How long are the tutoring lessons?
Ask yourself whether your child can concentrate fully for an hour, or whether half-hour sessions would be more achievable. This will entirely depend on the age of your child and what you and the tutor think is sensible. It's a good idea to ask the tutor how long they would recommend. Either way, breaks are important, so don't forget to schedule those in too. It’s important to consider that their attention span might be shorter with online tutoring than it would be in real life.
Do they set homework?
Many tutors choose not to add to the workload of a student. However, a small amount of work (or past papers during exam time) can be beneficial. Make sure your tutor knows your child's homework schedule so that they don't become overwhelmed with extra work.
How can parents assist with their child's progress when the tutor's not there?
Some parents will have a tutor to help with all of their child's homework; for others, 10 hours of one-to-one tuition is a big investment. It's crucial to remember that you can benefit from the experience without lots of expense. Ask the tutor what advice they can give on strategies or skills you can work on with your child when the tutoring comes to an end.
Dos and don’ts of tutoring
1. Involve your child in the decision-making process
It is crucial for your child to be willing and open to participate in tutoring. If your child helps to choose their own tutor, they feel as though it's their choice and the relationship can begin on a stronger footing.
2. Know where the problem areas are
Ask your child or your child's teacher if you're unsure: knowing what area(s) your child needs to focus on will help the tutor know how to prepare for, and approach, lessons.

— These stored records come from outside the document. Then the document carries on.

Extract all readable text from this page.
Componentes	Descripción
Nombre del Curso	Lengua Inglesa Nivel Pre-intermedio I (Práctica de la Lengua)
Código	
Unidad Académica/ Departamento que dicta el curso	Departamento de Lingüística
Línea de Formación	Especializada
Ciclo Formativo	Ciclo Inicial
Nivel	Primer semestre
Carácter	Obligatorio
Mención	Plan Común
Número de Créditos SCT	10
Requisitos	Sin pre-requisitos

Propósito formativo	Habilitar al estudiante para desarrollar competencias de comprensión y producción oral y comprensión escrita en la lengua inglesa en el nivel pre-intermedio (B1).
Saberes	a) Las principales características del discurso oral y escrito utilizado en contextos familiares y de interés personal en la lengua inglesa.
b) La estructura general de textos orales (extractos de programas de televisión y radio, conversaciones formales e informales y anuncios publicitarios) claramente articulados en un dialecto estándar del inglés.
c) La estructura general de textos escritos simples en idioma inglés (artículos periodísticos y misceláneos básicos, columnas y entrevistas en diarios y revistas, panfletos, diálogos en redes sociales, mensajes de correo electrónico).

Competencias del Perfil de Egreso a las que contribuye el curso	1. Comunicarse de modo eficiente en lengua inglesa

3. Try marking syllabus topics with colours
Red = don't know, Orange = need some help, Green = got it!
4. Set goals
Whether it's very specific, such as improved confidence with algebra, or a general goal such as maintaining their grade at school, having a goal in mind and sharing it will help your tutor tailor lessons, provide updates, and ensure you're all on the same page.
5. Praise effort over grades
Reward and praise your child for the day-to-day hard work they put in, rather than placing the weight of 'success' on their final grade.
This can help reduce anxiety and prevent your child from feeling overwhelmed, as well as encouraging persistence.
6. Empower your child to love learning
Play to your child's interests: do they find the Egyptians a bit dull? If they love creative activities, try purchasing some gold paint and recreating Tutankhamun's death mask – instant fun. For a child a bit bored by maths and problem solving, you could look up the mathematical encoding in the Great Pyramid of Giza. Activities and reading around a subject can inspire a better depth of knowledge and a love of learning.
1. Settle for a tutor if you or your child aren't completely happy
One-to-one tutoring is the most effective form of education, and the relationship between a tutor and a student sits somewhere between a teacher, a coach and a mentor. Those are big shoes to fill, so don't feel like a failure if you don't get it right the first time. It can be particularly challenging to develop rapport over video chat, so do shop around.
2. Overdo it
Your child needs to enjoy some downtime, too. If they're against private lessons, listen to them and don't assume their worries are irrational. Encourage your child to give it a go, at least until schools reopen.
3. Be scared to say 'I don't know'
If you don't know the answer, just say so! Encourage your child to look it up, or better still, look it up together. This helps ingrain the habit of asking questions when we don't know something, and your child will be more aware that it's completely normal not to know everything.